Murray only obtained her pilot's license nine years ago at the age of 54. Her co-pilot Cohin Bodhill is equally skilled, becoming the first person to circumnavigate the world solo in a microlight in 2000.
The "Polar First Challenge 2003" left New York 22 October 2003 in a Bell 407 helicopter and traveled down the east coast of the Americas to Ushuaia.
After becoming the first single engine helicopter to cross the Drake Passage, the pair headed for the South Pole, refueling at Thiel Mountains.
On the 15 December, near 810S, Jennifer dropped in to greet her husband, Simon Murray, who was on his way to the Pole with Pen Hadow in a bid to become the oldest man to walk unsupported the 1368 km to the South Pole.
After being forced to sit out a 'white out' for two hours, Murray and Bodhill continued, camping 30 miles short of the Pole to ensure that they would arrive there on 17 December to exactly mark the 100th anniversary of Wilbur and Orville Wright's first manned powered flight. It was while they were trying to land and camp here that they had to overcome wearying problems when the skids kept sinking deeply into the snow.
The next day they put down at the South Pole, then flew back to Patriot Hills, tired after only 1.8 hours sleep over the previous two days.
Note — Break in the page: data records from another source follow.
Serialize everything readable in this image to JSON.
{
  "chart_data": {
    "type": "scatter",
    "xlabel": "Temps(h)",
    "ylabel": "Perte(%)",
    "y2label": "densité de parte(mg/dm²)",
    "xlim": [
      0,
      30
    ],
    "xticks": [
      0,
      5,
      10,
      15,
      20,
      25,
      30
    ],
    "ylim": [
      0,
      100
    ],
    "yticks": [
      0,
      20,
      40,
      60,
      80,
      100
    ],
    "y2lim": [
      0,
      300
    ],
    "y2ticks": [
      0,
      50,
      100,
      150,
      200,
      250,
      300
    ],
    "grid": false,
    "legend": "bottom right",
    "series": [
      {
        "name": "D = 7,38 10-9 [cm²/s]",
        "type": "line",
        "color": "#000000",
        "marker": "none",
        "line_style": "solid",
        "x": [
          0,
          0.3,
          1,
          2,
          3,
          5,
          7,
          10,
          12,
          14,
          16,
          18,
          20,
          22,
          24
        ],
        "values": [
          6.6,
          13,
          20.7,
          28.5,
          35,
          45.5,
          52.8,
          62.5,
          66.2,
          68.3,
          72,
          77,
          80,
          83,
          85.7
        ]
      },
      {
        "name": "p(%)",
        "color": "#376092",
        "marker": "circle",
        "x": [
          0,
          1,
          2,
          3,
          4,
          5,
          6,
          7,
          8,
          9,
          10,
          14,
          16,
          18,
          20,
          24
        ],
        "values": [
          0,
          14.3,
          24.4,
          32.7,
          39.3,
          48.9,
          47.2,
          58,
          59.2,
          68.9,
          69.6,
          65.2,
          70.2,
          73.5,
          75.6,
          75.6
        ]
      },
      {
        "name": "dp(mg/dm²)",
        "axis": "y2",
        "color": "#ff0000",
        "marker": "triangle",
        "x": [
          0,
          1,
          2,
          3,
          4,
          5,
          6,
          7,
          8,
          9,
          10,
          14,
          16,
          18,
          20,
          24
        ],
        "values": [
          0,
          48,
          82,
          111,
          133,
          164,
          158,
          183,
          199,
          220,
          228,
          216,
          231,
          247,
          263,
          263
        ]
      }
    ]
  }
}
It appears that after they left Patriot Hills on their northern leg back to South America, and ultimately the North Pole, the helicopter went out of control in high winds and very low temperatures, crashing down onto the ice.
Murray broke her arm while Codhill suffered chest injuries.
They took shelter in the helicopter before venturing out to put up an emergency tent.
The alarm was raised when the helicopter's satellite distress beacon was picked up by RAF Kinloss in Scotland.
Murray and Codhill were stranded for several hours before an Antarctic Logistics & Expeditions (ALE) Twin Otter picked them and took them back to the Patriot Hills base.
There they were tended by a doctor before being flown to hospital in Punta Arenas, Chile.